Certainly the biggest issue that was preventing [Timo] from actually using the monitor previously was the lack of an enclosure and mounting system for it. He’s now addressed those points with his 3D printer, and in the write-up provides a few tips on shipboard ergonomics when it comes to mounting a display you’ll need to see from different angles.
The printed enclosure also allowed for the addition of some niceties like an integrated 7805 voltage regulator to provide a solid 5 V to the electronics, as well as a loud piezo beeper that will alert him to problems even when he can’t see the screen.
Under the hood he’s also made some notable software improvements. With the help of a newer and faster TFT display library, he’s created a more modern user interface complete with a color coded rolling graph to show voltages changes over time. There’s still a good chunk of screen real estate available, so he’s currently brainstorming other visualizations or functions to implement. The software isn’t using the onboard NRF24 radio yet, though with code space quickly running out on the Arduino Nano, there’s some concern about getting it implemented.
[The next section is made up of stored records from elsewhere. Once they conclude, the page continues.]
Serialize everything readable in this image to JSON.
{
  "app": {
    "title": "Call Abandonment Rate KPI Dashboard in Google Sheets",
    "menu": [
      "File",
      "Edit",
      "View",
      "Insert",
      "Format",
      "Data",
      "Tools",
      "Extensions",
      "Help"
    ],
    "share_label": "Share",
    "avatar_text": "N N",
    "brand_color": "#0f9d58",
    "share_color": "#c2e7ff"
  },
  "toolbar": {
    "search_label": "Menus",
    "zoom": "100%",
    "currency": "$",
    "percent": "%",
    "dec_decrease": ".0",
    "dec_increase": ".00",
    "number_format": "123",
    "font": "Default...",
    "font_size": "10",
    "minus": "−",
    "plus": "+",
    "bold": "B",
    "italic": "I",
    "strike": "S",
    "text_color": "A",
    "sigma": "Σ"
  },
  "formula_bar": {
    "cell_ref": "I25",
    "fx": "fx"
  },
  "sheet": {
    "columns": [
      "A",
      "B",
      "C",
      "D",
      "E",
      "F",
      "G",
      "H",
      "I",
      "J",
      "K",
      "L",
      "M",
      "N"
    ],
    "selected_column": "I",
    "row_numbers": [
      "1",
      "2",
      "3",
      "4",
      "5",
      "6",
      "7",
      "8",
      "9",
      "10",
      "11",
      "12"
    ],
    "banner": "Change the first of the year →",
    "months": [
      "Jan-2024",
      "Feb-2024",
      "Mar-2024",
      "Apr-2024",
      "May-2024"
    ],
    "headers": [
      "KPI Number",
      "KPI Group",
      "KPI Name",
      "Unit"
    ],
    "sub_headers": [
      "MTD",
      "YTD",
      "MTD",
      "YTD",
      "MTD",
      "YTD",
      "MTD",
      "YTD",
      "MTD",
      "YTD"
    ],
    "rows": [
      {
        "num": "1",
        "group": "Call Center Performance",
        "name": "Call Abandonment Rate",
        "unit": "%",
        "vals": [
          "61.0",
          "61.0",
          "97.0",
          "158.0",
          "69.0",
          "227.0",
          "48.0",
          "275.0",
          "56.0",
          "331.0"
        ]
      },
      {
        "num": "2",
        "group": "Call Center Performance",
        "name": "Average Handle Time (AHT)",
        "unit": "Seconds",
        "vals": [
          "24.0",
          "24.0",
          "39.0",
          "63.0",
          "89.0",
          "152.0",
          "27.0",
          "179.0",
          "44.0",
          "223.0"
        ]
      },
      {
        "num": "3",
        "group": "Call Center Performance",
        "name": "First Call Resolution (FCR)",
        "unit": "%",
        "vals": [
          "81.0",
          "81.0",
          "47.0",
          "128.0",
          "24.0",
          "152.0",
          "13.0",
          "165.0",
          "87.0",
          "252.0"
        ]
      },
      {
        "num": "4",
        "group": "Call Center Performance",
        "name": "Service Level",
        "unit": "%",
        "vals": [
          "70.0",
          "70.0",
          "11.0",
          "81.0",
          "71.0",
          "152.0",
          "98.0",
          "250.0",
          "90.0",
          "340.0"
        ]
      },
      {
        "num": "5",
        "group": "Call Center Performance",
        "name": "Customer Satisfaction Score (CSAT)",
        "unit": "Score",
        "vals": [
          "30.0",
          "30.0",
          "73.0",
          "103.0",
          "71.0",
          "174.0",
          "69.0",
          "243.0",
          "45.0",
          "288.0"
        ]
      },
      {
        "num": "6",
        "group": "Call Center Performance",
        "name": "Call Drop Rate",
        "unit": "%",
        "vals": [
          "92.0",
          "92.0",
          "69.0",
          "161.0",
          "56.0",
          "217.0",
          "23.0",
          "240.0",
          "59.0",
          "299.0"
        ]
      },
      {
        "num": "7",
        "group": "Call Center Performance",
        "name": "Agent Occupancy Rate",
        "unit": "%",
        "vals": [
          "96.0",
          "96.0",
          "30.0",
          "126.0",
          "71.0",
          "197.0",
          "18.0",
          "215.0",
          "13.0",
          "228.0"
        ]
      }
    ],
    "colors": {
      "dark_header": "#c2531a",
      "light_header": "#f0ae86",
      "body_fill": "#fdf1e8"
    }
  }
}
As we said the first time we covered this project, you don’t need to have a boat to learn a little something from the work [Timo] has put into his monitoring system. Whether you’re tracking battery voltages or temperatures reported by your BLE thermometers, a centralized dashboard that can collect and visualize that data is a handy thing to have.
“The printed enclosure also allowed for the addition of some atrocities like an integrated 7805 voltage regulator”
Fixed it :-D
Not sure this printed enclosure is exactly waterproof?
It’s mounted inside. It doesn’t have to be water proof. It would be nice, though! But it’s not a requirement.
Do you plan on monitoring current into each battery too? Once the Hall effect hardware or shunts are hooked up and working… then you move into calculating power or Amp-hours for a battery gas-gauge.
While battery discharge is usually a slow moving measurement, consider watching the crank battery voltage while starting an engine. Perhaps over a 1/5 second window (experiment) to find what time captures an excessive voltage drop, giving away a weak battery.
In a past life, I would test and certify emergency radio equipment and backup batteries for SOLAS ships. Since a battery discharge test took too long to prove good batteries, one of the methods used was to operate the radio for 15 minutes and measure the coup de fouet (dip in voltage and bounce back in the first few minutes of discharge). A weak battery would have a deeper dip.
Another application in complicating this project further, is to control relays that interconnect batteries for charging (from the engine alternator) when above 13.5V, and disconnecting them for isolation when your propulsion engines are shut down (voltage drops below 13.0V). This way your start batteries are always isolated from house loads.
Great project… good learnings. Fare well!